"The Golf Shot Heard Round the Academic World"

Thanks to reader Kevin for David Feith's WSJ story on an upset philanthropist and the head of Bowdoin College butting heads over identity politics on the golf course.

The dispute has since led to a rich-guy commissioned study and upheaval at Bowdoin.

One day in the summer of 2010, Barry Mills, the president of Bowdoin College, a respected liberal-arts school in Brunswick, Maine, met investor and philanthropist Thomas Klingenstein for a round of golf about an hour north of campus. College presidents spend many of their waking hours talking to potential donors. In this case, the two men spoke about college life—especially "diversity"—and the conversation made such an impression on President Mills that he cited it weeks later in his convocation address to Bowdoin's freshman class. That's where the dispute begins.

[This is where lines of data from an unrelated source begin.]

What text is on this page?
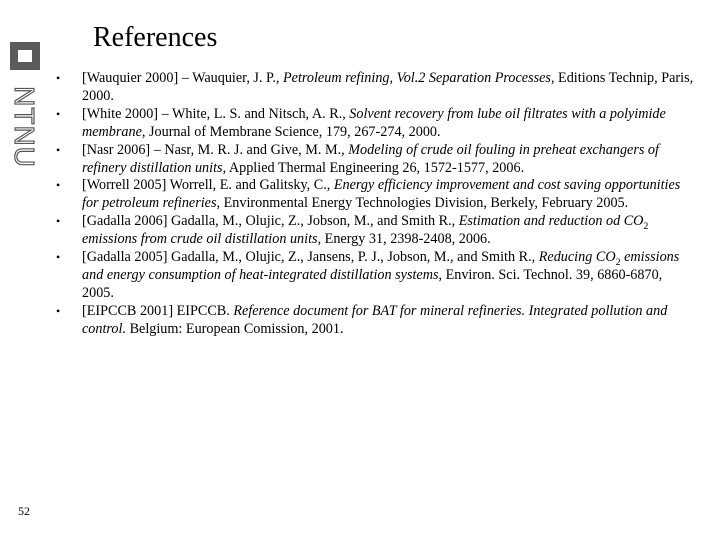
NTNU
52
References
• [Wauquier 2000] – Wauquier, J. P., Petroleum refining, Vol.2 Separation Processes, Editions Technip, Paris, 2000.
• [White 2000] – White, L. S. and Nitsch, A. R., Solvent recovery from lube oil filtrates with a polyimide membrane, Journal of Membrane Science, 179, 267-274, 2000.
• [Nasr 2006] – Nasr, M. R. J. and Give, M. M., Modeling of crude oil fouling in preheat exchangers of refinery distillation units, Applied Thermal Engineering 26, 1572-1577, 2006.
• [Worrell 2005] Worrell, E. and Galitsky, C., Energy efficiency improvement and cost saving opportunities for petroleum refineries, Environmental Energy Technologies Division, Berkely, February 2005.
• [Gadalla 2006] Gadalla, M., Olujic, Z., Jobson, M., and Smith R., Estimation and reduction od $CO_2$ emissions from crude oil distillation units, Energy 31, 2398-2408, 2006.
• [Gadalla 2005] Gadalla, M., Olujic, Z., Jansens, P. J., Jobson, M., and Smith R., Reducing $CO_2$ emissions and energy consumption of heat-integrated distillation systems, Environ. Sci. Technol. 39, 6860-6870, 2005.
• [EIPCCB 2001] EIPCCB. Reference document for BAT for mineral refineries. Integrated pollution and control. Belgium: European Comission, 2001.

In his address, President Mills described the golf outing and said he had been interrupted in the middle of a swing by a fellow golfer's announcement: "I would never support Bowdoin—you are a ridiculous liberal school that brings all the wrong students to campus for all the wrong reasons," said the other golfer, in Mr. Mills's telling. During Mr. Mills's next swing, he recalled, the man blasted Bowdoin's "misplaced and misguided diversity efforts." At the end of the round, the college president told the students, "I walked off the course in despair."